Rochdale liberal Gerard Sutherland has told his wife that he only visits the Daily Mail website for the Z-list ‘celebrity’ tits and ass, and definitely not for the articles.
The Guardian-reading father of two was forced to defend himself earlier today after his wife, Linda, came home to find him three paragraphs-deep into a story about Romanian begging gangs.
“My goodness, where did that come from?!” he is reported to have blurted out, before quickly clicking into an article about an ex-Big Brother contestant and her VERY skimpy bikini.
Sutherland denied being stimulated by the MailOnline’s daily helping of flagrant bigotry and insisted that he was there purely for the gratuitous, and often unsolicited, images of ample assets, pert posteriors and ‘accidental’ upskirts.

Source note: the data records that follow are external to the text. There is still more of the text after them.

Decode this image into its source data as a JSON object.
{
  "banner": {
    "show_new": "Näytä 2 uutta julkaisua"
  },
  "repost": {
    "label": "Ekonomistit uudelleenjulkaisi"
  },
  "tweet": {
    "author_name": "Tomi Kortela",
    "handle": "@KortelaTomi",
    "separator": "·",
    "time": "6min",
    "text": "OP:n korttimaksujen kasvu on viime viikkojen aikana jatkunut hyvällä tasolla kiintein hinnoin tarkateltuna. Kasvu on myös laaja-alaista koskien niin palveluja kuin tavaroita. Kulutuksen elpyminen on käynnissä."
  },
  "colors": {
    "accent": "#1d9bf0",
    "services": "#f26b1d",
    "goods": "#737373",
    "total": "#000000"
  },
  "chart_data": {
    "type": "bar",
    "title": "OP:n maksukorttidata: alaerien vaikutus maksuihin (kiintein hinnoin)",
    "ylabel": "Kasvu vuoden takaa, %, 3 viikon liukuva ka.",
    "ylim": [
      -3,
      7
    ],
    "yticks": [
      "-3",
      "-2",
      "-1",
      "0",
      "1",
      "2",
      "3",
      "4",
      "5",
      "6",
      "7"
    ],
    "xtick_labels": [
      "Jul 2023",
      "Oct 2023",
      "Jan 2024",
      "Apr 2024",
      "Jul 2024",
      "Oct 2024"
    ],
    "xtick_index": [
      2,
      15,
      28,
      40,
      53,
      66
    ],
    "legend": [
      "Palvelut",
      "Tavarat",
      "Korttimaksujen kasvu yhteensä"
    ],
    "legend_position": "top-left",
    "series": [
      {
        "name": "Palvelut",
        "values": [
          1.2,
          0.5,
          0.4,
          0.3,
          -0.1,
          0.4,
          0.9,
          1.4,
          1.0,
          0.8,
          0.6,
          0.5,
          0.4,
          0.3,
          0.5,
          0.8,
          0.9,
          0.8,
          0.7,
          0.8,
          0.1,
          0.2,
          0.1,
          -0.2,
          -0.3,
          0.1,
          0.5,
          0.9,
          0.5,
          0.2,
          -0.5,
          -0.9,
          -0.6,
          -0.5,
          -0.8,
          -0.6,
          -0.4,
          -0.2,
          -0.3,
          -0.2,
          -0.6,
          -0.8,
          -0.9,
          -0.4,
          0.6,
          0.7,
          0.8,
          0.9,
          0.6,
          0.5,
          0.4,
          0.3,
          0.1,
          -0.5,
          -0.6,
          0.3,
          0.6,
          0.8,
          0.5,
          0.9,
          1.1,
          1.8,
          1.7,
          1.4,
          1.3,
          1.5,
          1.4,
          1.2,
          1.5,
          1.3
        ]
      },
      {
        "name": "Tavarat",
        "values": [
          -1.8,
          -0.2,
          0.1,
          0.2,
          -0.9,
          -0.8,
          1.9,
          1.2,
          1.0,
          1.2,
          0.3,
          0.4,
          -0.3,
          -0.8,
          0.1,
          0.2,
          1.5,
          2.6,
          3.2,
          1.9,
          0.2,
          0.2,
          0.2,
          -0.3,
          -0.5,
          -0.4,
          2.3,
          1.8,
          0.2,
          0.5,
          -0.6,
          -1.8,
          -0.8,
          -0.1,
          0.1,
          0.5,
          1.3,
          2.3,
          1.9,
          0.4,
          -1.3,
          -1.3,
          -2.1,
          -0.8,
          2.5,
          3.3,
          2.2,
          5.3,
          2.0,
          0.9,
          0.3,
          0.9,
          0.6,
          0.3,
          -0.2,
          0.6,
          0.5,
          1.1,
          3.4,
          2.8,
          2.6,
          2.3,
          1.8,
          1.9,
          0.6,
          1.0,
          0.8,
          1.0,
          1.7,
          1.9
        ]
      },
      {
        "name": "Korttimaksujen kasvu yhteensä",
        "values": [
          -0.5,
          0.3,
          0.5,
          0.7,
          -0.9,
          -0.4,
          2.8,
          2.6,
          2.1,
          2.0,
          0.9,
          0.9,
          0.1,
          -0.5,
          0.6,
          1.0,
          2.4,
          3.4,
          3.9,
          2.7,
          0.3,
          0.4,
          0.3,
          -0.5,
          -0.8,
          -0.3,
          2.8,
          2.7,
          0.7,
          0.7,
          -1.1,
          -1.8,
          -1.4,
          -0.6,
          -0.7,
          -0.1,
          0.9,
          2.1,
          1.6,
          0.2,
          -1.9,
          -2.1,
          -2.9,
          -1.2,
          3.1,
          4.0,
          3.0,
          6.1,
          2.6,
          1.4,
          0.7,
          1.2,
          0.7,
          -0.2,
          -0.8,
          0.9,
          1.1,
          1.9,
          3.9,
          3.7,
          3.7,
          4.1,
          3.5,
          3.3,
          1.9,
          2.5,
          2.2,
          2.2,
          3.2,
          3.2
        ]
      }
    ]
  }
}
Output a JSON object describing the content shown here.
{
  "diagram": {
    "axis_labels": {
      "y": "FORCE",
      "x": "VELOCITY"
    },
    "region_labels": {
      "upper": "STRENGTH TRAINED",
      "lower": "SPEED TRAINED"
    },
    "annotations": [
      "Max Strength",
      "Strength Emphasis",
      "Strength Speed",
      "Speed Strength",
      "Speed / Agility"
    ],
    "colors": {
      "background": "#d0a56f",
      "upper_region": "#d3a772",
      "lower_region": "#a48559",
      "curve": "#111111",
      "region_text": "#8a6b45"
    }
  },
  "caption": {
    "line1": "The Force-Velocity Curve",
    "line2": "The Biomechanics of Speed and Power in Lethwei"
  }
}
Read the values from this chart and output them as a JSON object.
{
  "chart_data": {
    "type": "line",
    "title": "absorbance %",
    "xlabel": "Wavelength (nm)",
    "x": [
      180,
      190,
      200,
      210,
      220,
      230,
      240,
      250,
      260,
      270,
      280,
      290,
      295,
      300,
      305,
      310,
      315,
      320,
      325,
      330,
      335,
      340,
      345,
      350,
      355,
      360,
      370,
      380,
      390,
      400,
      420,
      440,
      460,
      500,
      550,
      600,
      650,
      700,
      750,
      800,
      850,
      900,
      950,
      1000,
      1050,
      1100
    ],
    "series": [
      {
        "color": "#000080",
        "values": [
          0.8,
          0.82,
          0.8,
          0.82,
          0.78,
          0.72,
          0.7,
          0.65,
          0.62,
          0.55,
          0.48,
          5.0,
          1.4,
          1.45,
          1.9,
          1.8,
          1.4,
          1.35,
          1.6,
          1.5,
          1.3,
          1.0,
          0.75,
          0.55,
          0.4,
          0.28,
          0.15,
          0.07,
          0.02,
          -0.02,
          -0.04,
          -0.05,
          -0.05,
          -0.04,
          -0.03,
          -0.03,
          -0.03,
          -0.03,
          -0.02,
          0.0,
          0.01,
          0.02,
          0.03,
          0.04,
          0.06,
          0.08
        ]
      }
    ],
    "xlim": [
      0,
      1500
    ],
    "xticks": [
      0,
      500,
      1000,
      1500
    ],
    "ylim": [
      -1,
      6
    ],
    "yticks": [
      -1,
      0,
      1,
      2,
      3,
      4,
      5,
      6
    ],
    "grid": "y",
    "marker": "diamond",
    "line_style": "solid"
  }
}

“I didn’t realise that the site contained so much naked hatred,” he claimed. “The thought that my young sons’ views on immigrants, gay people and the disabled could be warped by something I’ve looked at online makes me feel terrible.”
Linda Sutherland told reporters that although she occasionally caught her husband dabbling in the comments section of Mail articles on Facebook, she trusted his assurances that he only visited the full site for the overly-sexualised depiction of semi-recognisable females, some of whom have barely reached the age of consent.
“I was suspicious at first because he couldn’t name a single one of the women he had allegedly been perving over, but then I realised that I couldn’t either,” she explained.
“Seriously, who the hell are these people?”
Within the last few minutes, the Herald has learned that Sutherland’s wife has filed for divorce after finding a scrapbook full of Richard Littlejohn columns in his sock drawer.